Adjoint au maire du 9e arrondissement de Paris et membre du bureau politique de l’UDI, Sylvain Maillard est également l’heureux PDG d’Alantys Technology, une entreprise spécialisée dans le commerce des composants électroniques, qu’il a créée en 2001. La Société d’encouragement pour l’Industrie Nationale lui a décerné cette année le prix Montgolfier, saluant une progression de son chiffre d’affaires de plus de 100% sur les 36 derniers mois.
L’entreprise que vous dirigez, Alantys Technology, est plus présente à l’étranger qu’en France. Pour quelle raison ?
En effet, nous réalisons 80% de notre chiffre d’affaires en dehors de France. Cela s’explique par le tissu économique de notre pays avec, dans le domaine de l’électronique, soit de très grosses entreprises, comme Thalès ou Sagem, soit de toutes petites. C’est un vrai problème.
Chez Alantys, nous nous tournons plus naturellement vers des sociétés qui emploient entre 20 et 200-300 personnes. De ce point de vue, le tissu parfait, c’est l’Allemagne. Quand nous avons ouvert notre filiale à Cologne, du jour au lendemain, notre chiffre d’affaires a augmenté de 25%. De plus, alors que l’acheteur français a tendance à privilégier l’international, ce qui revient à compliquer son travail, pour se présenter ensuite comme indispensable, l’allemand quant à lui se félicite plus volontiers de faire affaire avec son voisin. C’est ainsi.
Vous êtes également implanté en Chine, à Shenzhen, près de Hong Kong. Comment les asiatiques voient-ils arriver les entrepreneurs français ?

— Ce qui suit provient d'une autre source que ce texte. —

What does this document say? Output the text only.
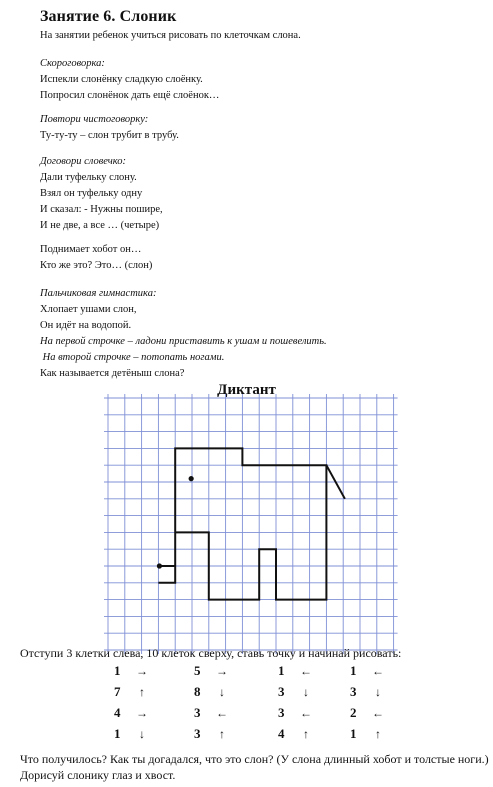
Занятие 6. Слоник
На занятии ребенок учиться рисовать по клеточкам слона.
Скороговорка:
Испекли слонёнку сладкую слоёнку.
Попросил слонёнок дать ещё слоёнок…
Повтори чистоговорку:
Ту-ту-ту – слон трубит в трубу.
Договори словечко:
Дали туфельку слону.
Взял он туфельку одну
И сказал: - Нужны пошире,
И не две, а все … (четыре)
Поднимает хобот он…
Кто же это? Это… (слон)
Пальчиковая гимнастика:
Хлопает ушами слон,
Он идёт на водопой.
На первой строчке – ладони приставить к ушам и пошевелить.
На второй строчке – потопать ногами.
Как называется детёныш слона?
Диктант
Отступи 3 клетки слева, 10 клеток сверху, ставь точку и начинай рисовать:
1 →	5 →	1 ←	1 ←
7 ↑	8 ↓	3 ↓	3 ↓
4 →	3 ←	3 ←	2 ←
1 ↓	3 ↑	4 ↑	1 ↑
Что получилось? Как ты догадался, что это слон? (У слона длинный хобот и толстые ноги.) Дорисуй слонику глаз и хвост.
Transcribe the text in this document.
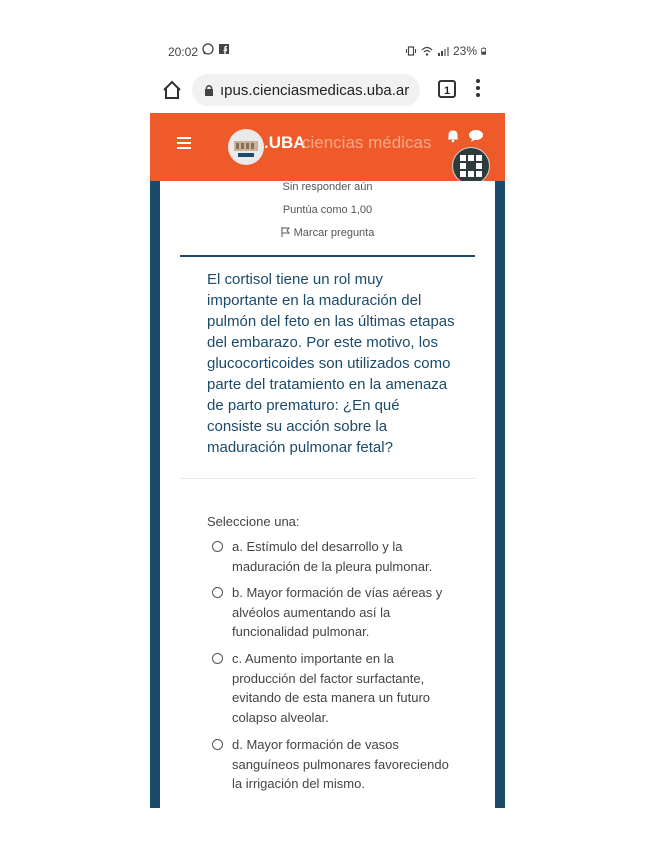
20:02	23%
ıpus.cienciasmedicas.uba.ar	1
.UBA
ciencias médicas
Sin responder aún
Puntúa como 1,00
Marcar pregunta
El cortisol tiene un rol muy importante en la maduración del pulmón del feto en las últimas etapas del embarazo. Por este motivo, los glucocorticoides son utilizados como parte del tratamiento en la amenaza de parto prematuro: ¿En qué consiste su acción sobre la maduración pulmonar fetal?
Seleccione una:
a. Estímulo del desarrollo y la
maduración de la pleura pulmonar.
b. Mayor formación de vías aéreas y
alvéolos aumentando así la funcionalidad pulmonar.
c. Aumento importante en la
producción del factor surfactante, evitando de esta manera un futuro colapso alveolar.
d. Mayor formación de vasos
sanguíneos pulmonares favoreciendo la irrigación del mismo.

Les Chinois sont extrêmement patriotes. Très peu parlent anglais. Par ailleurs, c’est une culture si différente de la nôtre qu’elle est parfois difficile à comprendre pour un européen. Ils travaillent aussi beaucoup par région : par exemple, untel va travailler avec un autre parce qu’ils sont originaires de la même zone géographique, voire du même village.
C’est une manière de procéder différente de la nôtre, c’est pourquoi nous avons pris le parti de faire travailler nos salariés asiatiques d’abord chez nous, à Argenteuil, afin qu’ils assimilent nos codes, nos méthodes. Ils peuvent ensuite les adapter aux spécificités des marchés locaux.

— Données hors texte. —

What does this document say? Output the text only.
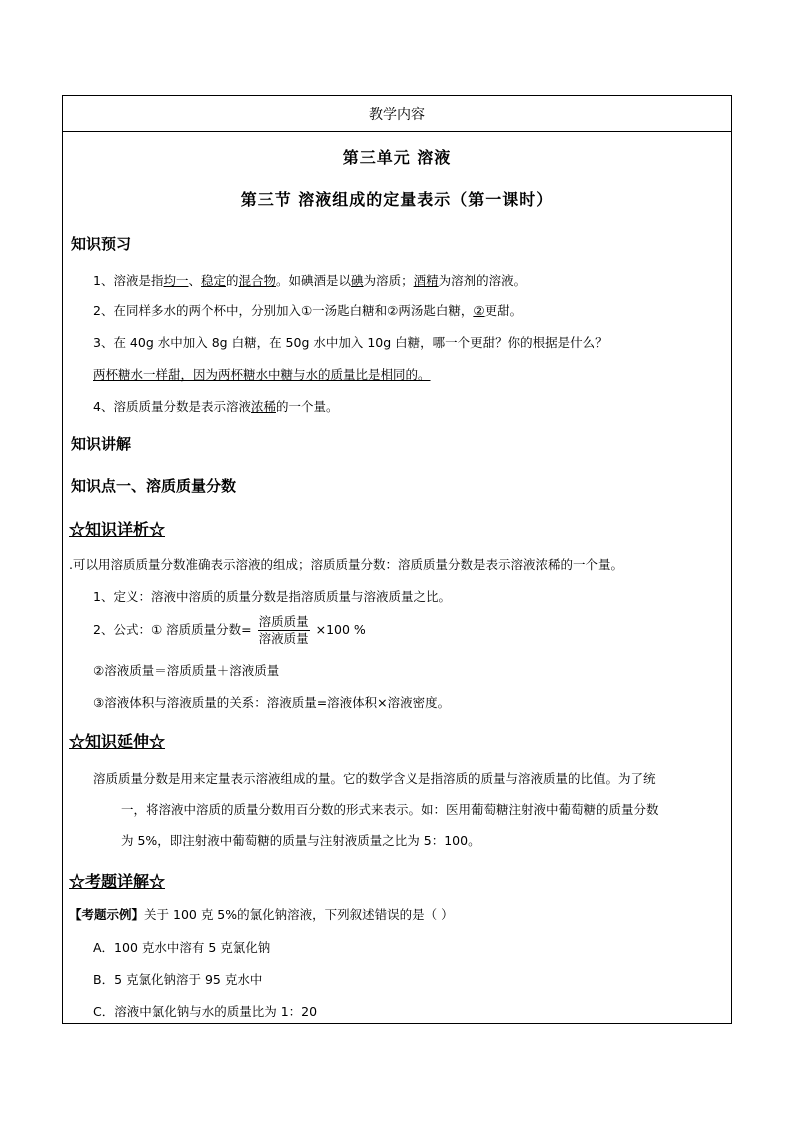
教学内容
第三单元 溶液
第三节 溶液组成的定量表示（第一课时）
知识预习
1、溶液是指均一、稳定的混合物。如碘酒是以碘为溶质；酒精为溶剂的溶液。
2、在同样多水的两个杯中，分别加入①一汤匙白糖和②两汤匙白糖，②更甜。
3、在 40g 水中加入 8g 白糖，在 50g 水中加入 10g 白糖，哪一个更甜？你的根据是什么？
两杯糖水一样甜，因为两杯糖水中糖与水的质量比是相同的。
4、溶质质量分数是表示溶液浓稀的一个量。
知识讲解
知识点一、溶质质量分数
☆知识详析☆
.可以用溶质质量分数准确表示溶液的组成；溶质质量分数：溶质质量分数是表示溶液浓稀的一个量。
1、定义：溶液中溶质的质量分数是指溶质质量与溶液质量之比。
2、公式：① 溶质质量分数= $\frac{\text{溶质质量}}{\text{溶液质量}} \times 100$ %
②溶液质量＝溶质质量＋溶液质量
③溶液体积与溶液质量的关系：溶液质量=溶液体积×溶液密度。
☆知识延伸☆
溶质质量分数是用来定量表示溶液组成的量。它的数学含义是指溶质的质量与溶液质量的比值。为了统
一，将溶液中溶质的质量分数用百分数的形式来表示。如：医用葡萄糖注射液中葡萄糖的质量分数
为 5%，即注射液中葡萄糖的质量与注射液质量之比为 5：100。
☆考题详解☆
【考题示例】关于 100 克 5%的氯化钠溶液，下列叙述错误的是（ ）
A．100 克水中溶有 5 克氯化钠
B．5 克氯化钠溶于 95 克水中
C．溶液中氯化钠与水的质量比为 1：20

La miniaturisation des composants électroniques a fait des progrès considérables ces dernières années. A quoi peut-on s’attendre dans l’avenir, en terme d’innovations techniques ?
Cette tendance à la miniaturisation va s’accentuer, avec des composants de plus en plus puissants et je pense que nous allons, à brève échéance, assister à une explosion des objets connectés. On a la chance, chez Alantys, d’être positionnés très en amont dans ce domaine et c’est pour nous une vraie source de développement.

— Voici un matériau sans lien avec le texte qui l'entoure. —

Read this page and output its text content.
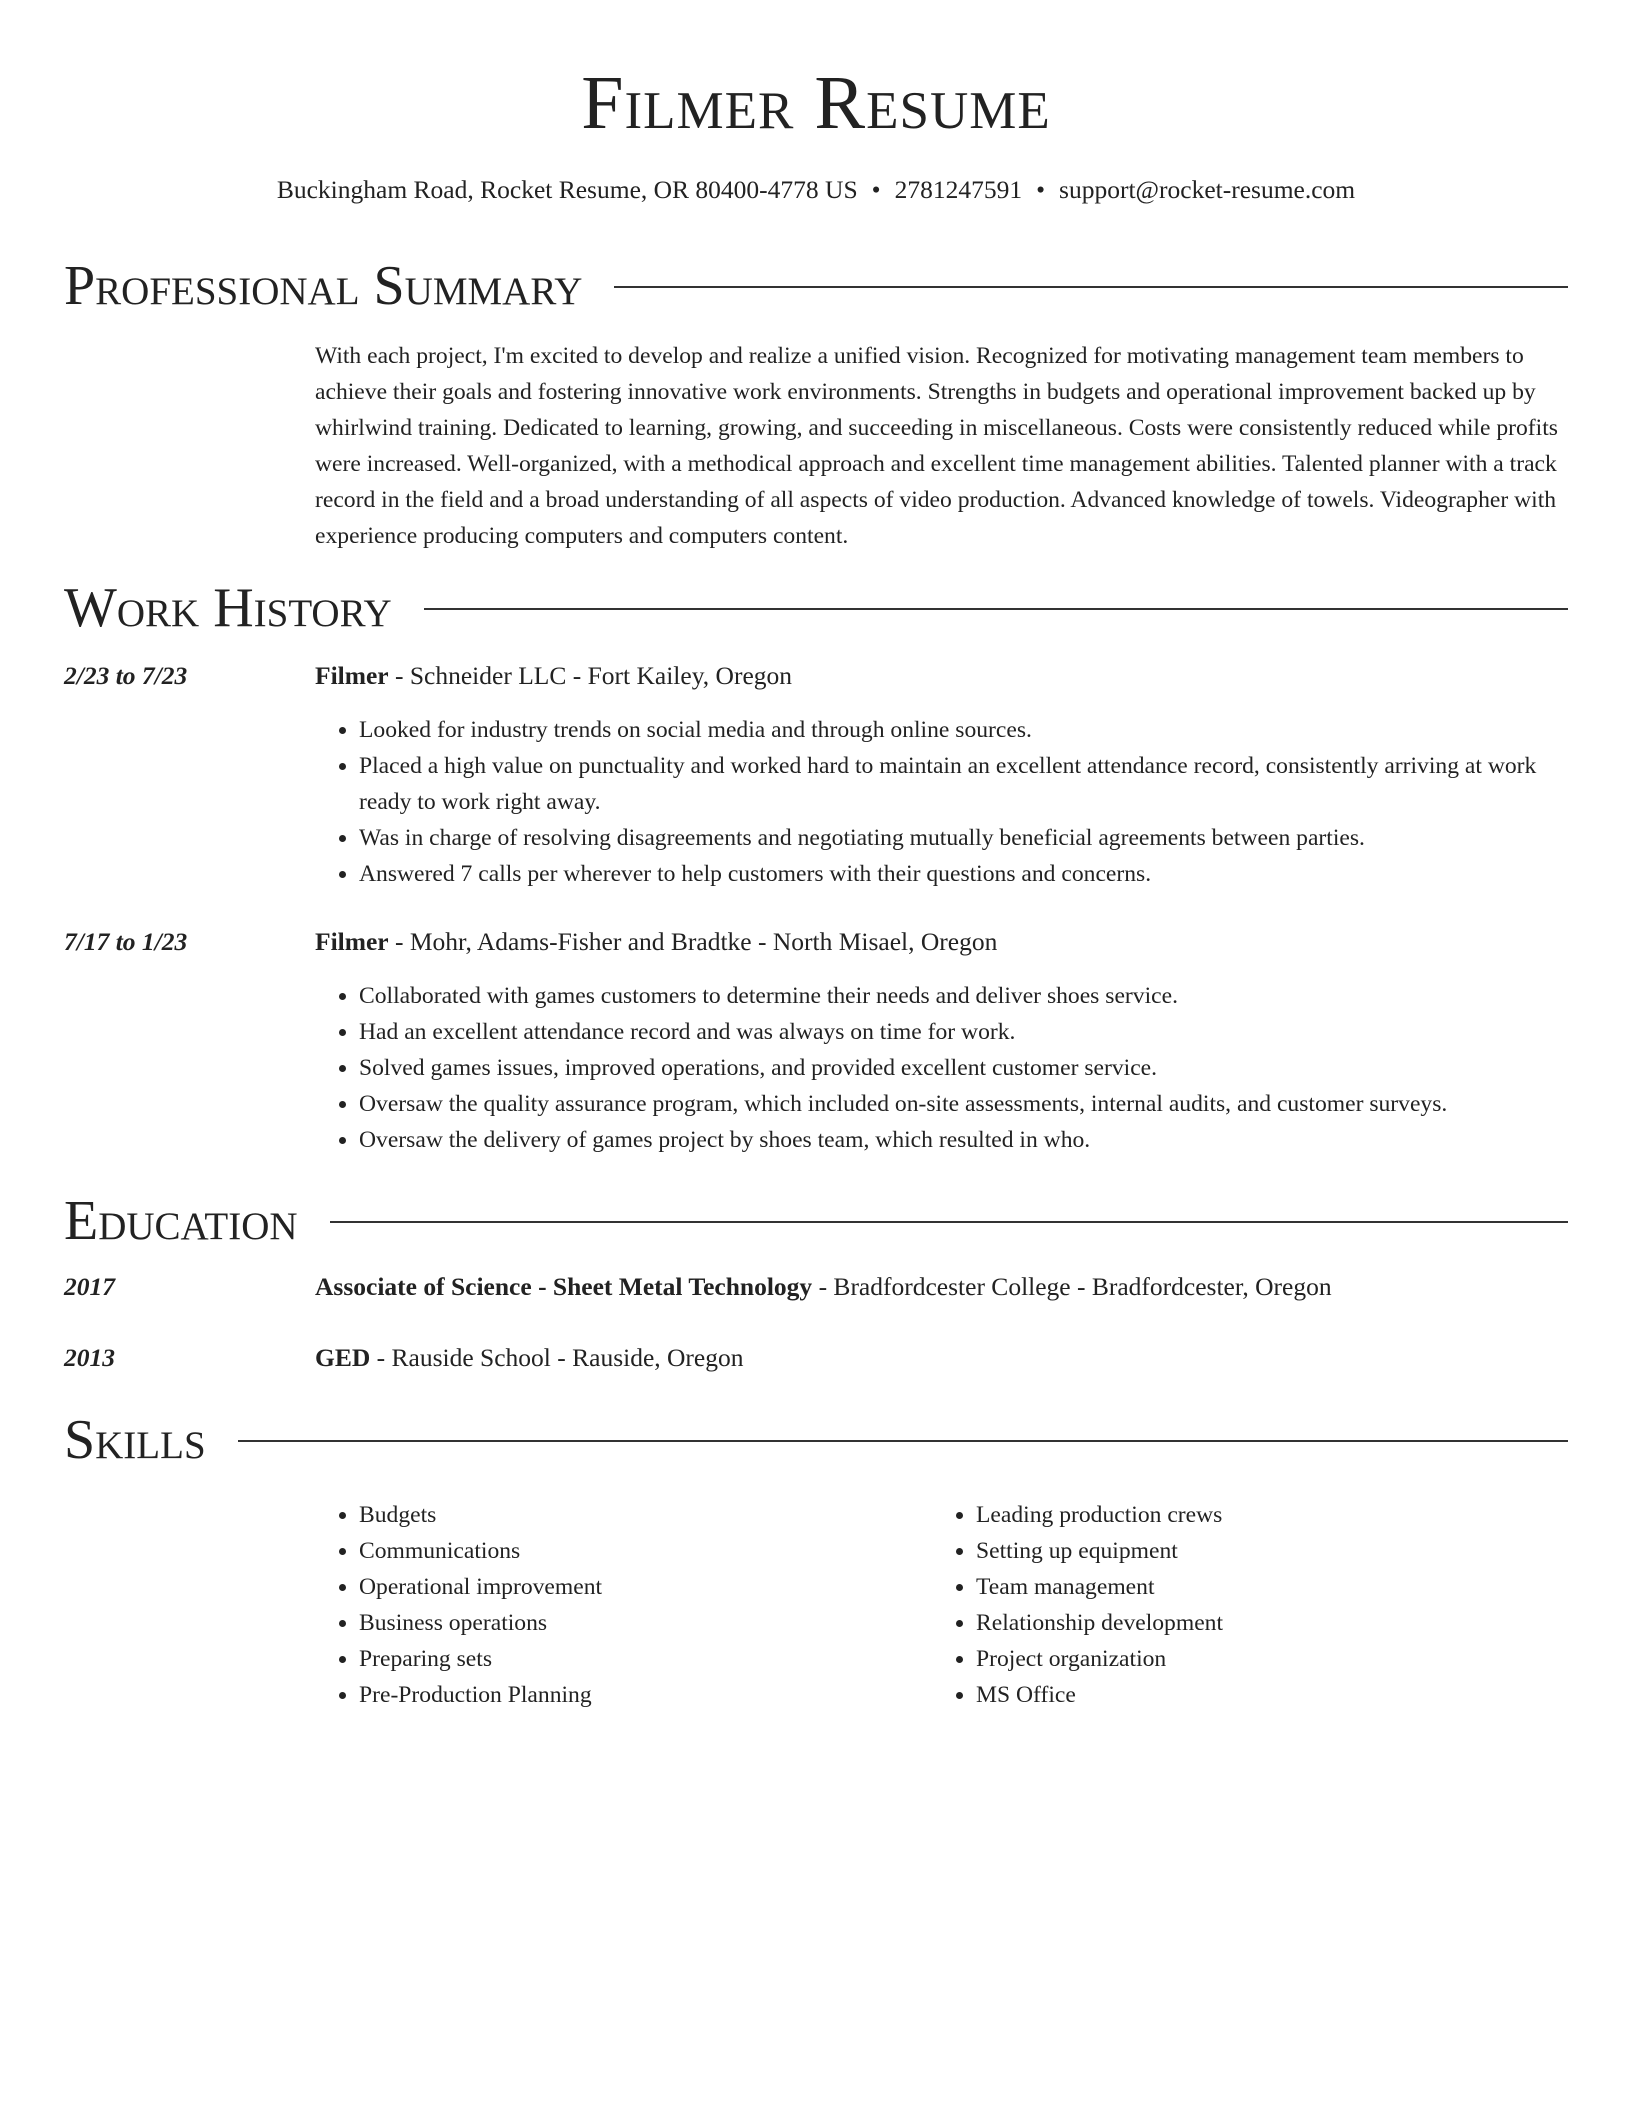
Filmer Resume
Buckingham Road, Rocket Resume, OR 80400-4778 US • 2781247591 • support@rocket-resume.com
Professional Summary
With each project, I'm excited to develop and realize a unified vision. Recognized for motivating management team members to achieve their goals and fostering innovative work environments. Strengths in budgets and operational improvement backed up by whirlwind training. Dedicated to learning, growing, and succeeding in miscellaneous. Costs were consistently reduced while profits were increased. Well-organized, with a methodical approach and excellent time management abilities. Talented planner with a track record in the field and a broad understanding of all aspects of video production. Advanced knowledge of towels. Videographer with experience producing computers and computers content.
Work History
2/23 to 7/23	Filmer - Schneider LLC - Fort Kailey, Oregon
• Looked for industry trends on social media and through online sources.
• Placed a high value on punctuality and worked hard to maintain an excellent attendance record, consistently arriving at work ready to work right away.
• Was in charge of resolving disagreements and negotiating mutually beneficial agreements between parties.
• Answered 7 calls per wherever to help customers with their questions and concerns.
7/17 to 1/23	Filmer - Mohr, Adams-Fisher and Bradtke - North Misael, Oregon
• Collaborated with games customers to determine their needs and deliver shoes service.
• Had an excellent attendance record and was always on time for work.
• Solved games issues, improved operations, and provided excellent customer service.
• Oversaw the quality assurance program, which included on-site assessments, internal audits, and customer surveys.
• Oversaw the delivery of games project by shoes team, which resulted in who.
Education
2017	Associate of Science - Sheet Metal Technology - Bradfordcester College - Bradfordcester, Oregon
2013	GED - Rauside School - Rauside, Oregon
Skills
• Budgets
• Communications
• Operational improvement
• Business operations
• Preparing sets
• Pre-Production Planning
• Leading production crews
• Setting up equipment
• Team management
• Relationship development
• Project organization
• MS Office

Nous travaillons aussi beaucoup sur les batteries. Aujourd’hui, avec les téléphones portables, on passe son temps à contrôler le niveau d’énergie restant. Très bientôt, vous pourrez les recharger quelque soit l’endroit où vous vous trouvez, sans branchement. Différentes technologies sont à l’étude, notamment la Li-fi. Et puis à terme, nous aurons en permanence des capteurs sur nous et ce sera même indispensable, afin de produire nous-même notre propre électricité.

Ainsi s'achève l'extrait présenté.